The casting of Larry David as Boris seems inspired, the star of Curb Your Enthusiasm being a garrulous ranter of singular ability. It’s no stretch whatsoever to imagine David in the role of resident Allen stand-in. But maybe that’s the problem. Had David been forced to stretch a little more he may have been better able to play stakes convincingly, thus making the comedy more urgent and, we hope, funnier. (A few choice moments really fly, but more of them fall flat.) And he may have been able to convey more of a sense of Boris’ inner life, the house of all those kooky contradictions that Allen loves to play with. Boris finally seems like he should really have just been played by Allen, who, no matter how droopy the material, can virtually always make us believe that he’s truly falling in love. Or at the very least, lust.
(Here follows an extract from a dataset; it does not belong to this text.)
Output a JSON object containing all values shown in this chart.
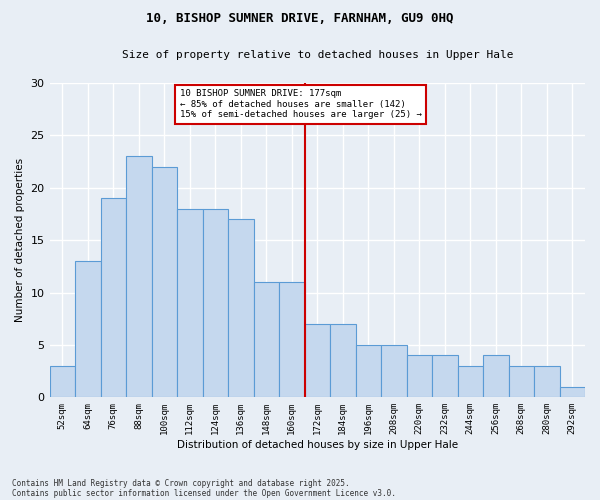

Rounding out the cast, Even Rachel Wood does a pretty remarkable job of giving Melodie some sort of journey of self-discovery, and if the guy she inevitably leaves Boris for is complete tool—he’s a handsome actor who lives on a houseboat and plays the flute for Christ’s sake—well, perhaps there’s some truth to that sort of match. Patricia Clarkson plays Melodie’s mom and Ed Begley Jr. plays her dad, and they too manage to breathe a little life into their corny types, ie: Jesus-lovin’ Southern conservatives that only need a sojourn in funky ol’ New York with frank atheists like Boris to realize how much richer life can actually be when you redefine yourselves as pseudo-cultured bohemians. But regardless of the cast’s efforts, the unmistakable thinness of these characters, each of them essentially background players in a one-man show, combined with the limits of the story’s dynamics, dependent as it is on cliché plot twists, renders Whatever Works into passable Woody, but hardly must-see. At least it makes an effort to be genuinely optimistic in the end, which is surely not the easiest thing for Woody Allen and, for that alone, I confess I left the theatre with my cockles a little warmer than when I entered.